Não estou falando dos cidadãos do mundo que vão para Nova York fazer a América. Estou falando dos americanos simples quase camuflados em meio a tantos estrangeiros. Eles estão ali, trabalhando como vendedores de lojas, atendentes de livrarias, atendentes de museus, ou mesmo nas ruas quando nos dão uma informação ou outra. Nasceram por ali no Brooklyn, no Queens, no Bronx, na vizinha Nova Jersey ou vieram de alguma parte longínqua do país.

Passeio
Na manhã de 14 de julho, pegamos o metrô e fomos apreciar duas coisas específicas no Brooklyn Sul, mais precisamente em Coney Island: o Aquário de Nova  York e a bela, mas um tanto melancólica, paisagem da praia do Atlântico Norte e suas geladas águas.

Foi uma experiência maravilhosa, principalmente para a Penélope, que tomou banho de mar no verão nova-iorquino. Primeiro fomos ao Aquário. Vimos vários tipos de peixes. As espécies do Nemo e da Dory, do filme Procurando Nemo, dividiam o mesmo espaço.

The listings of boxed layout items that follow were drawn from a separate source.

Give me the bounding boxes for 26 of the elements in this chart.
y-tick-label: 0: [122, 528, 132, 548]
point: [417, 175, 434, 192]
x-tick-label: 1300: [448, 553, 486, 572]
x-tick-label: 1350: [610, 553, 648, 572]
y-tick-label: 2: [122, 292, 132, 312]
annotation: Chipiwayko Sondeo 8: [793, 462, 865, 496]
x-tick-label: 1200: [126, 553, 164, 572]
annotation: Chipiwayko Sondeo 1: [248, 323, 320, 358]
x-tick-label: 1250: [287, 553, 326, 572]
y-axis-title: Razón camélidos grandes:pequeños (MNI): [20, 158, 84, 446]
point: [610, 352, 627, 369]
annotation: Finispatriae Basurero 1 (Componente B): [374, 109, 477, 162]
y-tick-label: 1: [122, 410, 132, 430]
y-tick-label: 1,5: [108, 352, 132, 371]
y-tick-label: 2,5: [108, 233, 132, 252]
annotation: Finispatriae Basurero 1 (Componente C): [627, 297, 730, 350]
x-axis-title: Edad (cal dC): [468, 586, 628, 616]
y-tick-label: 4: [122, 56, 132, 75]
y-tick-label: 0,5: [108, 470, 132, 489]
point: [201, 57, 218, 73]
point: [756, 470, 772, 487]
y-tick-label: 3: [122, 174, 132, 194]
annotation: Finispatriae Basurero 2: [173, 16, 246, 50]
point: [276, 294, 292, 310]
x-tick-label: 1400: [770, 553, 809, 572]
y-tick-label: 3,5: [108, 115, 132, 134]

Havia inclusive peixes de origem brasileira, como pacus e piaus, numa aquário que representava as imensas floretas submersas da Amazônia, em que os peixes comem frutas e ajudam a espalhar sementes pela vasta galeria submersa.

Vimos tubarões, arraias, peixinhos coloridos, peixões sisudos, lontras e um show de focas amestradas, evento que se repetiria, com orquestração melhor, no zoológico do Central Park, posteriormente.

Do Aquário, fomos para a praia, onde passamos por vários restaurantes ao longo da orla, como o Nathan’s, que se gaba de ter 100 anos com o convencido slogan “The flavor of New York since 1916” (“o sabor de Nova York desde 1916”, em tradução livre), e o Ruby’s (desde 1934). Mas acabamos almoçando no Tom’s Coney Island, que não tem placa de fundação, mas o atendimento era ótimo e conseguimos uma mesa mais ao fundo, onde havia sombra.

A Coney Island, como atração, existe mesmo há muito tempo. Foi criada como lugar de recreação dos nova-iorquinos que moravam basicamente em Manhattan. Segundo Rem Koolhaas, enquanto Manhattan estava sendo preparada para se tornar o que é hoje, Coney Island era seu laboratório.

Um dos estabelecimentos de diversão mais antigos é o Luna Park, que mantém uma série de brinquedos, como uma roda gigante, uma montanha russa razoavelmente assustadora de tão calculadamente contorcida que é, uma espécie de iô-iô gigante, e várias outras atrações à beira-mar, cujo calçadão é coberto por um piso de taco, enquanto a areia mais embaixo é limpa e branca, e a água se mantém fria pelas correntes geladas do Atlântico Norte.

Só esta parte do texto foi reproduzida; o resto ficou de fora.